My experience: I have outsourced some of the maintenance work items to other freelancers when either I did not have time for it or if I felt that my skills in a certain were insufficient.
If you are an academic, focusing on academic publications that are about the package or that use the package. Here, the objective is that you focus on the package issues that are relevant to your own research. The strengths of this approach is that it generates evidence for the value of specific aspects of your package or specific use cases.
My experience: R package GGIR started based on my own published PhD thesis work and benefited from additional publications in later years. Over time I learnt that a strong focus on publications makes it harder to also improve my coding skills and have time for the bigger coding challenges. So, I shifted my focus to encouraging academic package users to do the necessary research publications.
Following the rOpenSci package development guide will reduce the effort needed to maintain the package, and will make it easier for outsiders to contribute. Needless to say that community guidelines do not generate time (salary) for people to actually do the maintenance. Therefore, following community guidelines is best combined with other options mentioned in this blog post.

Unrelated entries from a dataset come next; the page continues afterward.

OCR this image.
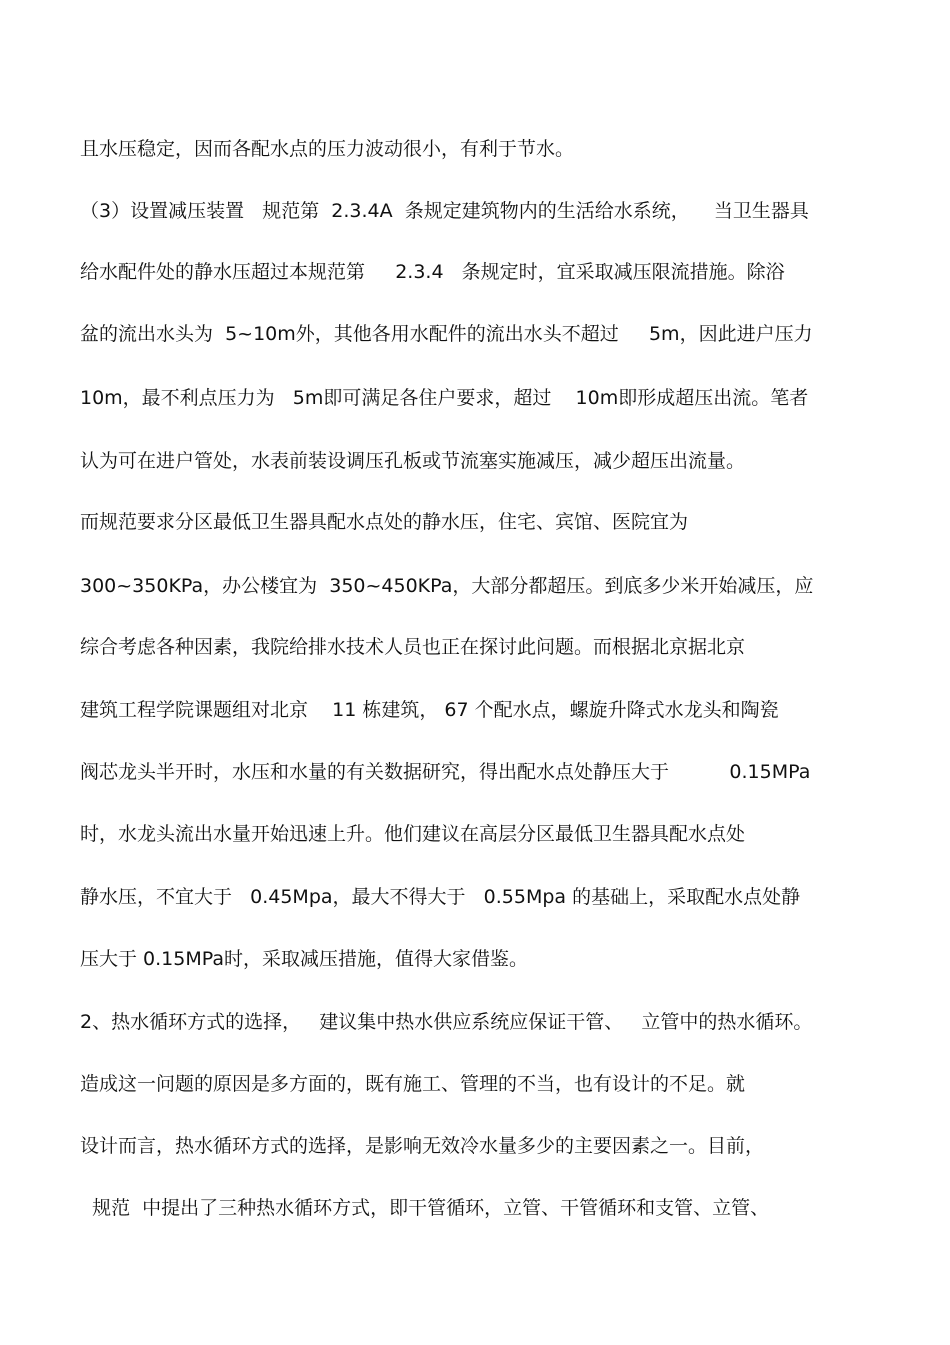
且水压稳定，因而各配水点的压力波动很小，有利于节水。
（3）设置减压装置   规范第  2.3.4A  条规定建筑物内的生活给水系统，    当卫生器具
给水配件处的静水压超过本规范第     2.3.4   条规定时，宜采取减压限流措施。除浴
盆的流出水头为  5~10m外，其他各用水配件的流出水头不超过     5m，因此进户压力
10m，最不利点压力为   5m即可满足各住户要求，超过    10m即形成超压出流。笔者
认为可在进户管处，水表前装设调压孔板或节流塞实施减压，减少超压出流量。
而规范要求分区最低卫生器具配水点处的静水压，住宅、宾馆、医院宜为
300~350KPa，办公楼宜为  350~450KPa，大部分都超压。到底多少米开始减压，应
综合考虑各种因素，我院给排水技术人员也正在探讨此问题。而根据北京据北京
建筑工程学院课题组对北京    11 栋建筑， 67 个配水点，螺旋升降式水龙头和陶瓷
阀芯龙头半开时，水压和水量的有关数据研究，得出配水点处静压大于          0.15MPa
时，水龙头流出水量开始迅速上升。他们建议在高层分区最低卫生器具配水点处
静水压，不宜大于   0.45Mpa，最大不得大于   0.55Mpa 的基础上，采取配水点处静
压大于 0.15MPa时，采取减压措施，值得大家借鉴。
2、热水循环方式的选择，   建议集中热水供应系统应保证干管、   立管中的热水循环。
造成这一问题的原因是多方面的，既有施工、管理的不当，也有设计的不足。就
设计而言，热水循环方式的选择，是影响无效冷水量多少的主要因素之一。目前，
规范  中提出了三种热水循环方式，即干管循环，立管、干管循环和支管、立管、
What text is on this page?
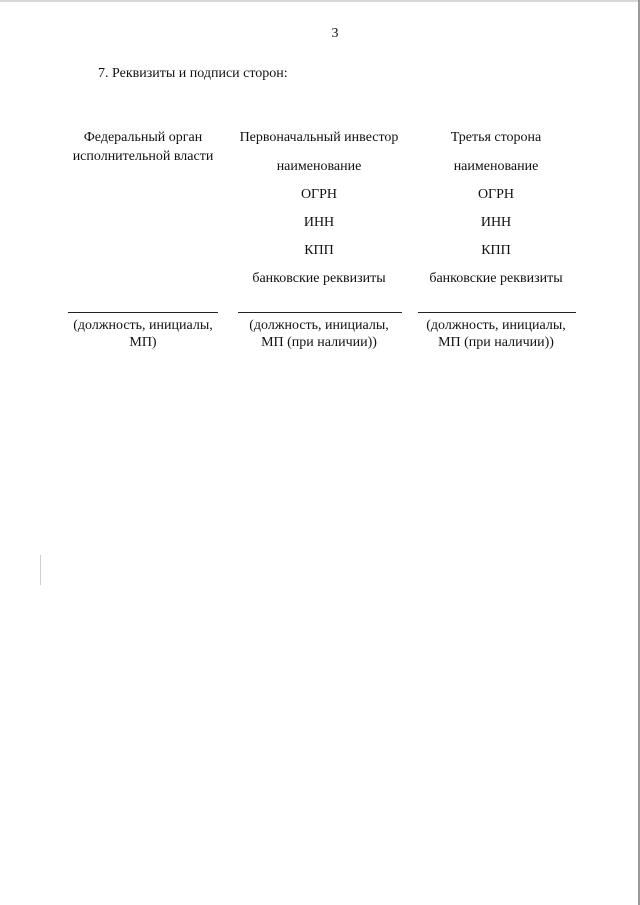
3
7. Реквизиты и подписи сторон:
Федеральный орган
исполнительной власти
Первоначальный инвестор
наименование
ОГРН
ИНН
КПП
банковские реквизиты
Третья сторона
наименование
ОГРН
ИНН
КПП
банковские реквизиты
(должность, инициалы,
МП)
(должность, инициалы,
МП (при наличии))
(должность, инициалы,
МП (при наличии))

My experience: I started my package in 2013 when I did not have peers to coach me. Submitting the package to CRAN helped me to become aware and comply with the community standards at the time. Further, I learned about unit-testing and the concepts of clean code in the job I had between 2015 and 2019, which also helped to boost package quality. I know the package is still not perfect, but I see it as a gradual process where every year I try to make the package a bit more compliant with standards.
Try to minimize the amount of package components you develop and maintain yourself by aiming to rely as much as possible on off the shelf solutions developed and maintained by others, either commercially or open-source.

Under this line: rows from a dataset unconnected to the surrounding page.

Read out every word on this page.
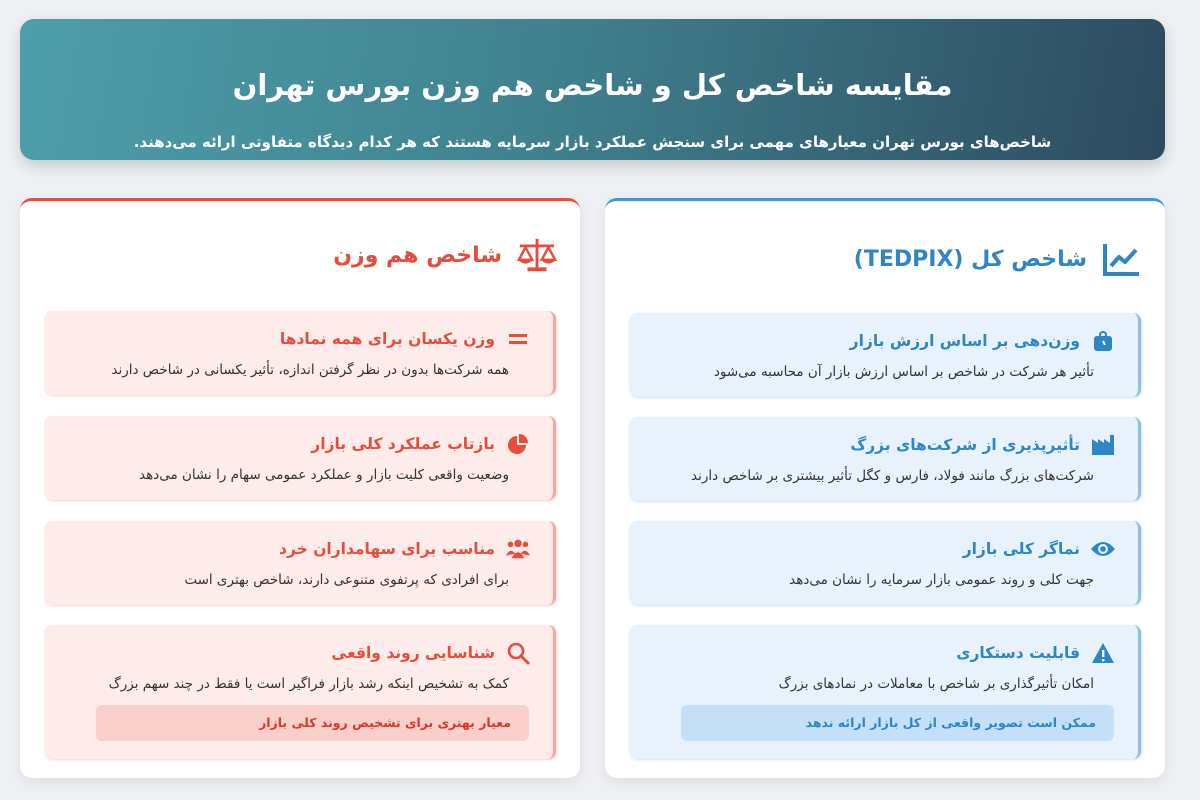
مقایسه شاخص کل و شاخص هم وزن بورس تهران

شاخص‌های بورس تهران معیارهای مهمی برای سنجش عملکرد بازار سرمایه هستند که هر کدام دیدگاه متفاوتی ارائه می‌دهند.

شاخص کل (TEDPIX)
وزن‌دهی بر اساس ارزش بازار
تأثیر هر شرکت در شاخص بر اساس ارزش بازار آن محاسبه می‌شود
تأثیرپذیری از شرکت‌های بزرگ
شرکت‌های بزرگ مانند فولاد، فارس و کگل تأثیر بیشتری بر شاخص دارند
نماگر کلی بازار
جهت کلی و روند عمومی بازار سرمایه را نشان می‌دهد
قابلیت دستکاری
امکان تأثیرگذاری بر شاخص با معاملات در نمادهای بزرگ
ممکن است تصویر واقعی از کل بازار ارائه ندهد
شاخص هم وزن
وزن یکسان برای همه نمادها
همه شرکت‌ها بدون در نظر گرفتن اندازه، تأثیر یکسانی در شاخص دارند
بازتاب عملکرد کلی بازار
وضعیت واقعی کلیت بازار و عملکرد عمومی سهام را نشان می‌دهد
مناسب برای سهامداران خرد
برای افرادی که پرتفوی متنوعی دارند، شاخص بهتری است
شناسایی روند واقعی
کمک به تشخیص اینکه رشد بازار فراگیر است یا فقط در چند سهم بزرگ
معیار بهتری برای تشخیص روند کلی بازار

My experience: I had a few bad experiences with dependencies being deprecated, by which I have become more careful in adding dependencies. Also, I sometimes find it difficult to find off the shelf solutions for what I need. That said, if I find a well maintained R package that offers a functionality I need in a few lines of code that I cannot write myself easily in base R code then I will consider it as a dependency in line with the guidance by https://r-pkgs.org/dependencies-mindset-background.html.
Your relentless efforts to maintain the package may be the exact reason why other stakeholders do not step in. Announcing to stop the maintenance of the package might trigger stakeholders to help find a solution. Stopping maintenance can come in different flavors:
Note that this approach may actually be better than being a maintainer in name only without spending time on the package. By clearly communicating the maintenance status to users and potential contributors, you avoid false expectations.

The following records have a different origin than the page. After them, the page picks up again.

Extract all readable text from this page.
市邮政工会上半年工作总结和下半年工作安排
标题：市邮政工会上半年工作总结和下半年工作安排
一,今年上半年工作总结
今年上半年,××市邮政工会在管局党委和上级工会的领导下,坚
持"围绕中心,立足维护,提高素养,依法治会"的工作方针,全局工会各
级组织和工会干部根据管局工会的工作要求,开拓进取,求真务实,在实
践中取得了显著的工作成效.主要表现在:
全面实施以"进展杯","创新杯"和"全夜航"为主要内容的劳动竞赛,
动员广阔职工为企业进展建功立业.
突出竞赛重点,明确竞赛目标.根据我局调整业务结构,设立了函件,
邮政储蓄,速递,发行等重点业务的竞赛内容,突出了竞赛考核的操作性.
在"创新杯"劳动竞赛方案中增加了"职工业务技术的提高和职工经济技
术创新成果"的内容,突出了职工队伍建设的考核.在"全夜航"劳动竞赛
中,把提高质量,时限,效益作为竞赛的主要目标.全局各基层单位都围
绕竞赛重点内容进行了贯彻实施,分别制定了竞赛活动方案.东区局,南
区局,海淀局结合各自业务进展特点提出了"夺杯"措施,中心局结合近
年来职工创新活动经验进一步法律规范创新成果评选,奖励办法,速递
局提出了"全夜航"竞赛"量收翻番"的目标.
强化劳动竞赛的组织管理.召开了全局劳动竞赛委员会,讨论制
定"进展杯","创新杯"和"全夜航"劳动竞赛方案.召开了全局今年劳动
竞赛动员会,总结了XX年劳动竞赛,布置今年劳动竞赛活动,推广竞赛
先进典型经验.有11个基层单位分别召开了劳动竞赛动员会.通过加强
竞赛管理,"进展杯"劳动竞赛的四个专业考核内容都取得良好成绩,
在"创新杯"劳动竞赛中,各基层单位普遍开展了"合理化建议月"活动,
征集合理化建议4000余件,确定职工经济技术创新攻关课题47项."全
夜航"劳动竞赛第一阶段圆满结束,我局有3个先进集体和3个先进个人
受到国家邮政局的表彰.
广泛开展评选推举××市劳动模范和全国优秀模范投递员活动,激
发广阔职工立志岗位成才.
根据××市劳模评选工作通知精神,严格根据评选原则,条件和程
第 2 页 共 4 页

On a side note - If there is another R package with similar functionality as yours then it may actually be worth considering stopping maintenance and deprecating your package as it may help to channel scarce maintenance efforts towards this other package.
My experience: At the moment, doing any of these would conflict with my business interests as maintenance requests are a potential source of income for me. However, if I stopped my business then stopping the maintenance (fully, temporarily or partially) could be a strategy.
I hope you found this list of sustainability strategies useful, either for your own package or to learn how you can support someone else’s package. If you think I have missed an option or disagree with the ones I have mentioned: Please leave your thoughts in the comments!
This blog post is based on a blog post I wrote in 2017, but updated with my experiences from the past 7 years and now tailored to the rOpenSci community.